I'm sure we've all seen the rainbow cake/cheesecake pins all over Pinterest, which often don't actually link to a recipe. After investigating a few and some Google searching, I realized the "recipe" is really all about the technique of laying your dyed batter so you get the rainbow look in the end product. That lesson learned, you can do this with any cake recipe, including simple boxed cake mix! Keep it simple with white (premade) frosting and sprinkles, and this cake can lead you to crazy impressive results for minimal effort. BINGO.
Look at that beauty! Full on double rainbow across the plate.
So the trick here is that you mix your cake batter, separate out into 6 equal portions in bowls, mugs, whatever you have on hand, and dye each portion a different color. You layer the batter by pouring into the center of your cake pan, and then pour the following colors in the center one by one. This approach spreads out the layers below evenly.
See?
What's fun is deciding how to layer or change up your rainbow. My cake is kind of reversed/upside down. I poured in the purple first, then did the rainbow in reverse. This gave me the fun red center spreading out to a thin purple edge, but had I started with red as the first color and flipped my cakes upside down, you can see how I'd have perfect Rainbow Brite style rainbows going on. Bottom line? Be creative, don't overthink it, and just have fun with the colorful result.
Ingredients
- 1 box yellow cake mix and required ingredients (likely eggs and vegetable oil)
- 1 container frosting
- Food coloring (at least red, yellow, and blue)
- Sprinkles
Directions
- Prepare cake batter according to package directions. Divide equally into 6 different mugs/containers- probably ~2/3 cups in each.
- Dye each portion a different color of the rainbow.
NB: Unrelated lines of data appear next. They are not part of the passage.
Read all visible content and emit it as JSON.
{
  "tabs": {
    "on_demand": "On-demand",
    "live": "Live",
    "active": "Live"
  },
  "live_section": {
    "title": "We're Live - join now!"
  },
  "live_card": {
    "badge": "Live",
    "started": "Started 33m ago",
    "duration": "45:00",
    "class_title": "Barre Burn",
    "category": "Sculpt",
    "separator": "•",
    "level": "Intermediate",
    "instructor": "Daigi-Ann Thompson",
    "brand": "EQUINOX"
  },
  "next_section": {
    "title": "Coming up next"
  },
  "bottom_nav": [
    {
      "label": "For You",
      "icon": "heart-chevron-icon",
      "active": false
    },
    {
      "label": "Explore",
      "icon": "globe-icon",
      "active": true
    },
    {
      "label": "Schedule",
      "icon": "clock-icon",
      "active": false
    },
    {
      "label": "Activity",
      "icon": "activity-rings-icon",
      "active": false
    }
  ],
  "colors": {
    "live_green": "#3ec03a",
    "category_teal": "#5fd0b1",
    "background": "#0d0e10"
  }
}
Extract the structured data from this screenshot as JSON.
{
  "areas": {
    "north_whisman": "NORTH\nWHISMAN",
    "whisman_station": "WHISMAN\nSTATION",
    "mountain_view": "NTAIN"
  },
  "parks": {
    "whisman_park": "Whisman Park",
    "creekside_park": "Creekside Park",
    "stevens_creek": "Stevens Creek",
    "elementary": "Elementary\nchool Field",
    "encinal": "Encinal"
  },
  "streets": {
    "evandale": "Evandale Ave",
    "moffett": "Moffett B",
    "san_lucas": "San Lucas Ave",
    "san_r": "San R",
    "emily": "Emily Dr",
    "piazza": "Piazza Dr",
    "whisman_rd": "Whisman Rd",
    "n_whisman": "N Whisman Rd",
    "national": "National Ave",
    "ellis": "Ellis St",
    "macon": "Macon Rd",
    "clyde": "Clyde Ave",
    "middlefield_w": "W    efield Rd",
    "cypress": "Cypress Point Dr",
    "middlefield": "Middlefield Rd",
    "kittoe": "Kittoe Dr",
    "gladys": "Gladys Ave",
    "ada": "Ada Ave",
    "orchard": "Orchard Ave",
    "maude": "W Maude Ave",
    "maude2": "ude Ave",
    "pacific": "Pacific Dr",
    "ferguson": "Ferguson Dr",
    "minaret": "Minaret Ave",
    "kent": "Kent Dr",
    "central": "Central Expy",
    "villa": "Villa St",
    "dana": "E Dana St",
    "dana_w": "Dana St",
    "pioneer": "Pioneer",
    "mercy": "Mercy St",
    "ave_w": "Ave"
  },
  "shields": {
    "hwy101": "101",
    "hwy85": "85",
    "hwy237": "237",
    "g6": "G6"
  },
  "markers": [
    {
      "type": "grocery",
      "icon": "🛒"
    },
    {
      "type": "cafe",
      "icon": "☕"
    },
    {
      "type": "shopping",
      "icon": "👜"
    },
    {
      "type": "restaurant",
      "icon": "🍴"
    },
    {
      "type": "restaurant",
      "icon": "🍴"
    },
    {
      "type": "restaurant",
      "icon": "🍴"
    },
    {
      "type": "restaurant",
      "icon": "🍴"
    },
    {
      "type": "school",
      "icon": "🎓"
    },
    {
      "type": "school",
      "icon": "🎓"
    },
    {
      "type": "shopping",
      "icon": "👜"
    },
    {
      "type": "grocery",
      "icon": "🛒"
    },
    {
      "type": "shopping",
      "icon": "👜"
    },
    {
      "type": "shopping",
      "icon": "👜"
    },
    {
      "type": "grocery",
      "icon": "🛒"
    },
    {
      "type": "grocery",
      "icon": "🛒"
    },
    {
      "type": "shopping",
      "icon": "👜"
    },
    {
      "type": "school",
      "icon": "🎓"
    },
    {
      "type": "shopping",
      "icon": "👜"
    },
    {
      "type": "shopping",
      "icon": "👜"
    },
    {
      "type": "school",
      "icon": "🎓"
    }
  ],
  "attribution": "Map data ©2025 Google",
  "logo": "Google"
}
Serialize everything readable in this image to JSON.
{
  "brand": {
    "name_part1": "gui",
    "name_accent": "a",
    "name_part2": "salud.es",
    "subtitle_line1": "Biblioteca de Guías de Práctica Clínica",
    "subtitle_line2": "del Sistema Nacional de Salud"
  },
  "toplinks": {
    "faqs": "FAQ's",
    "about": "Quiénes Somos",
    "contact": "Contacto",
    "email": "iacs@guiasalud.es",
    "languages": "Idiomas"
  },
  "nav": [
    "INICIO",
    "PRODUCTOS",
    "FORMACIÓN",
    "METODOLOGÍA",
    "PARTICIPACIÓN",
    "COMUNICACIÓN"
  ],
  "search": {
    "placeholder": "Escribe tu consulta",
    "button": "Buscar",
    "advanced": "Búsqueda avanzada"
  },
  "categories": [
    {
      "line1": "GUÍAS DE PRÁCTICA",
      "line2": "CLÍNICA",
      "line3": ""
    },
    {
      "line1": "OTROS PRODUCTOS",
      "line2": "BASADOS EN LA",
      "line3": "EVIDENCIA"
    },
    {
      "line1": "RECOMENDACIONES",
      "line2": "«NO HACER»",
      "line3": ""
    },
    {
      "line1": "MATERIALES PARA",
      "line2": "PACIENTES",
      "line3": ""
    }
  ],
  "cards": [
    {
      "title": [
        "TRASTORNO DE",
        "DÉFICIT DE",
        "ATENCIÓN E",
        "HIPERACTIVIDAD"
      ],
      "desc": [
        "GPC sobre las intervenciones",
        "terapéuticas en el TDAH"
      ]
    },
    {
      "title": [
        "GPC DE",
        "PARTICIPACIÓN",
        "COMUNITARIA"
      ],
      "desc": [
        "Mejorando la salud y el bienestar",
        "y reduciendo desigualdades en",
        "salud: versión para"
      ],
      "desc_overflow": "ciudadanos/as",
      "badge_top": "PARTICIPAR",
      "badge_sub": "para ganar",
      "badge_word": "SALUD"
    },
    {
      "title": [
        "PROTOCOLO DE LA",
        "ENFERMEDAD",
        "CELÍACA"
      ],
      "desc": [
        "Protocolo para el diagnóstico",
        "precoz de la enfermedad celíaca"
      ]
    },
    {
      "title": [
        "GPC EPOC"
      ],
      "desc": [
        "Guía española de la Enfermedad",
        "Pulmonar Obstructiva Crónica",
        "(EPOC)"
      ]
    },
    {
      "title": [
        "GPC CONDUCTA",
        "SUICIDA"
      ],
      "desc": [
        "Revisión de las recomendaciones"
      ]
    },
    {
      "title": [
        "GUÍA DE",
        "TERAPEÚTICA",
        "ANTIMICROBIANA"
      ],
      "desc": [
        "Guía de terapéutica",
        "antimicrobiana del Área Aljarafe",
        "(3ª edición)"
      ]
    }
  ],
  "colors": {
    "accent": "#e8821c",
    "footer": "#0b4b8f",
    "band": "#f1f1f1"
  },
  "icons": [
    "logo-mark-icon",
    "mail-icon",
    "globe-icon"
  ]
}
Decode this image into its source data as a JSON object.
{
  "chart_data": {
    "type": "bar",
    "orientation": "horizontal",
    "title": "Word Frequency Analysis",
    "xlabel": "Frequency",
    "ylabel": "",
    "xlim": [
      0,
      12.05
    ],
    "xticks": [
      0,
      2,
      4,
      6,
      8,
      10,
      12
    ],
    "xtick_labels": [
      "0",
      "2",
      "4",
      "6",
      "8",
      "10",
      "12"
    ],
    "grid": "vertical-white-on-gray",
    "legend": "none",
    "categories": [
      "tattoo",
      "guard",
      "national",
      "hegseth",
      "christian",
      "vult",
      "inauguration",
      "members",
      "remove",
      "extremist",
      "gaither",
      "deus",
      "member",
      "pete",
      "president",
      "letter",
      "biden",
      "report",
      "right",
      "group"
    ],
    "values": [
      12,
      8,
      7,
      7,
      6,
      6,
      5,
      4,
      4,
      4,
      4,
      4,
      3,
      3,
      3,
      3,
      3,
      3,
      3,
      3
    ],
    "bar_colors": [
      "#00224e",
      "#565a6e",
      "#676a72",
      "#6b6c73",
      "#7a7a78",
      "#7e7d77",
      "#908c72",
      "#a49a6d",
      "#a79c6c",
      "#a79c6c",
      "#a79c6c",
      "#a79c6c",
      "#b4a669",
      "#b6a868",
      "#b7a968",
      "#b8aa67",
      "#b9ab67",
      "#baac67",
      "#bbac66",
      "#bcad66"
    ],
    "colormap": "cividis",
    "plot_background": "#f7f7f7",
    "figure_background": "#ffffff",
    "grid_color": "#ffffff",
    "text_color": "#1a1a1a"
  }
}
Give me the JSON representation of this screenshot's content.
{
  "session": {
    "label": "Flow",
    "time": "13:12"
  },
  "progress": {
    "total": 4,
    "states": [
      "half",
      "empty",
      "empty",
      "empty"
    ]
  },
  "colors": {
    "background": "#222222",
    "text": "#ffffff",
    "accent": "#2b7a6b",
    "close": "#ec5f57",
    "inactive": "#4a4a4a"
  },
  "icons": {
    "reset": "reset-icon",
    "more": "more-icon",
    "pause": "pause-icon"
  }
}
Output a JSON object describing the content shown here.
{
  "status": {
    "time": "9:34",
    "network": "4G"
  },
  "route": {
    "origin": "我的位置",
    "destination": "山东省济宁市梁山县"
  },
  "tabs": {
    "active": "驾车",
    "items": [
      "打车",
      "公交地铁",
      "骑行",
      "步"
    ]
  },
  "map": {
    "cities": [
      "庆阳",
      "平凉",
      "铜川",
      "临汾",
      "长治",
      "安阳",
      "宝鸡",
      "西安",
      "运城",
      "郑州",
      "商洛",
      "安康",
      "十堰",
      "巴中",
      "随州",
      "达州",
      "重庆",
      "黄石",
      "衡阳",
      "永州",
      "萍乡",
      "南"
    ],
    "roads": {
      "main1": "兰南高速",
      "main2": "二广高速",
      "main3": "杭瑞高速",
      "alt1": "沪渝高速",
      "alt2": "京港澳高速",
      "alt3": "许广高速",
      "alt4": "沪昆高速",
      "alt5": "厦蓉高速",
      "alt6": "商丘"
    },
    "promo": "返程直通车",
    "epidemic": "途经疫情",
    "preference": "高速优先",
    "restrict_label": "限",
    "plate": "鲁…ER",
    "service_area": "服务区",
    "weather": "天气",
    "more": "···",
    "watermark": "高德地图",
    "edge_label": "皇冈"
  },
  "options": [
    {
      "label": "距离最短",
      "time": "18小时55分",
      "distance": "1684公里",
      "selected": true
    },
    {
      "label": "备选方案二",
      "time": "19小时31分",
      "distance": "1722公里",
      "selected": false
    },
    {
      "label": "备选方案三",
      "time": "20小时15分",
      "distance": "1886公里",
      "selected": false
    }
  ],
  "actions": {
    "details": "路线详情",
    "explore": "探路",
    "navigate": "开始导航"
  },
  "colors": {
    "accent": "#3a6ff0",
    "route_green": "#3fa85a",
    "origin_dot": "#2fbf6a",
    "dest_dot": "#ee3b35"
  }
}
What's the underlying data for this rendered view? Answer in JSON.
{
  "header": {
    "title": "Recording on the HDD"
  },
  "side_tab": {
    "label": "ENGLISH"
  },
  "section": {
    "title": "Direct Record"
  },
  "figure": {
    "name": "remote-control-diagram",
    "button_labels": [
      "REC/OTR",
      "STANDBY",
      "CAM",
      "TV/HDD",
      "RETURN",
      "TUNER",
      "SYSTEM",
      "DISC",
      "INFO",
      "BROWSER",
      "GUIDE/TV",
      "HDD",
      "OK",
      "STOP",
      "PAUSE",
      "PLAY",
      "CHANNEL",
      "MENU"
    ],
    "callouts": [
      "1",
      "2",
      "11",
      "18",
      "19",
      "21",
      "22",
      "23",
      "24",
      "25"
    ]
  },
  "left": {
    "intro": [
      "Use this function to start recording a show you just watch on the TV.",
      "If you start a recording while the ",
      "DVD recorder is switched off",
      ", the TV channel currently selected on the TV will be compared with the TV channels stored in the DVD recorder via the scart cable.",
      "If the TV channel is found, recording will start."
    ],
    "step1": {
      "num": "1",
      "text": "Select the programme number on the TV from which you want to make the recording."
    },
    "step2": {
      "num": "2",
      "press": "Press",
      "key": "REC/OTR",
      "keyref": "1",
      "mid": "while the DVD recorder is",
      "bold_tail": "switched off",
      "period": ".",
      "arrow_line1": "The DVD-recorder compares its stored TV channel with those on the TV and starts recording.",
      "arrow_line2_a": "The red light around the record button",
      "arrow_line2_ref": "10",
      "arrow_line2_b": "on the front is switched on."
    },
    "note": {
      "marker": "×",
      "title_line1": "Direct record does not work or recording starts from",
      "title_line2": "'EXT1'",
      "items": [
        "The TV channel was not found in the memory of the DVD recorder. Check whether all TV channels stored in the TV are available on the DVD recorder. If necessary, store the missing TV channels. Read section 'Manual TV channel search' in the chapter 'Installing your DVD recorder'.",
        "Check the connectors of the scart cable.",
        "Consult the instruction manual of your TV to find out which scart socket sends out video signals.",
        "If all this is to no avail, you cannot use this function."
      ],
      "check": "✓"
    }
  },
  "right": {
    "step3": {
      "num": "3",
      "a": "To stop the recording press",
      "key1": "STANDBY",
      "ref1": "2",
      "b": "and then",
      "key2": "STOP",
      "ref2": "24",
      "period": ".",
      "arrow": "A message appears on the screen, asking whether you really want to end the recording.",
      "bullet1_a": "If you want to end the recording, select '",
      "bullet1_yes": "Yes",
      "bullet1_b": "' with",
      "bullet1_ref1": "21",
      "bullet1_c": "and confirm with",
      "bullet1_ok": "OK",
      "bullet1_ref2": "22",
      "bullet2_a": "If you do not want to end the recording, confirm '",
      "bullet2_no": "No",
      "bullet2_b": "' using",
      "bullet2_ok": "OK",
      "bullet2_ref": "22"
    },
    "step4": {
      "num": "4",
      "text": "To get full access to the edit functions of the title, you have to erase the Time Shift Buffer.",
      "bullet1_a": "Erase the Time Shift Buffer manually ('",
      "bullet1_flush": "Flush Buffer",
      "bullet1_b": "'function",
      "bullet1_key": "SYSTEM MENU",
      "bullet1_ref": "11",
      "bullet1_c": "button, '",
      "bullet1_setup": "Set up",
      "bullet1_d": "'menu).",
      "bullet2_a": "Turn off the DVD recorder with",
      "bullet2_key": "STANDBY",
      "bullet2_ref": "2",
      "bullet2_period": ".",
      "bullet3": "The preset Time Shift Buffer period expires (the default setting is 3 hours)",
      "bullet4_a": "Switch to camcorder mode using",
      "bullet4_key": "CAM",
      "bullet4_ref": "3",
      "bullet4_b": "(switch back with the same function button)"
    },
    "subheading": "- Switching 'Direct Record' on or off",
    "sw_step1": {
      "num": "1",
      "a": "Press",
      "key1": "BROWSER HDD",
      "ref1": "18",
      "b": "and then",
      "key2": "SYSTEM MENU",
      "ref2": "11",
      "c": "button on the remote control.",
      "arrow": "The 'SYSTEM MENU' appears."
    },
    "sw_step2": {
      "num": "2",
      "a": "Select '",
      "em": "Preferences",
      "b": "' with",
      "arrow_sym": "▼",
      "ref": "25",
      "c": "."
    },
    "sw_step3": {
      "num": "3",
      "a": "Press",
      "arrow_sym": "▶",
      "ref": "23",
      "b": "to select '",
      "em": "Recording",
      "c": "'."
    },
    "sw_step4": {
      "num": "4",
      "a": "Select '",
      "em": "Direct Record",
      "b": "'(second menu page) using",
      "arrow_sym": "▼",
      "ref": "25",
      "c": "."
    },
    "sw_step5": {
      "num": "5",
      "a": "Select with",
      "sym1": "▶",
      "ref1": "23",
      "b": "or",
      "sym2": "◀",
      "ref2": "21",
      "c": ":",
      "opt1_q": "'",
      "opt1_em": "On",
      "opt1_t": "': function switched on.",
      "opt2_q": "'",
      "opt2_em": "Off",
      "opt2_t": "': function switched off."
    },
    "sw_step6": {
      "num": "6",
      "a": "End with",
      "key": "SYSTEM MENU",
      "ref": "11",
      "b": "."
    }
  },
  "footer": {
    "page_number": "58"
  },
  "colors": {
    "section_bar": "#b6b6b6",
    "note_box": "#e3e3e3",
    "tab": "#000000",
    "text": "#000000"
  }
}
- Prepare cake pan(s). I used two 9" round nonstick pans, which I coated with butter. Pour half of your first batter color into the center of one pan, and the other half into the center of the other, to have identical cakes. Pour half of the second color slowly and evenly into the center of your 1st batter color in pan 1; repeat in pan 2. This should slowly spread out the first color, with the 2nd color making a circle in the middle. Repeat with remaining colors. When done, wiggle and/or tap your batter if it isn't filling the pan fully or is lopsided. I did, and it wiggled the whole mixture well without making the colors bleed.
- Bake according to package directions. Cool completely.
- Optional- trim the rounded top off of each cake to get a more professional look, not the rounded look I have. In my opinion, though, rounded makes sense for a rainbow cake!
- Frost the top of one cake, layer on the 2nd, and cover the entire cake in frosting. Add sprinkles and you're done!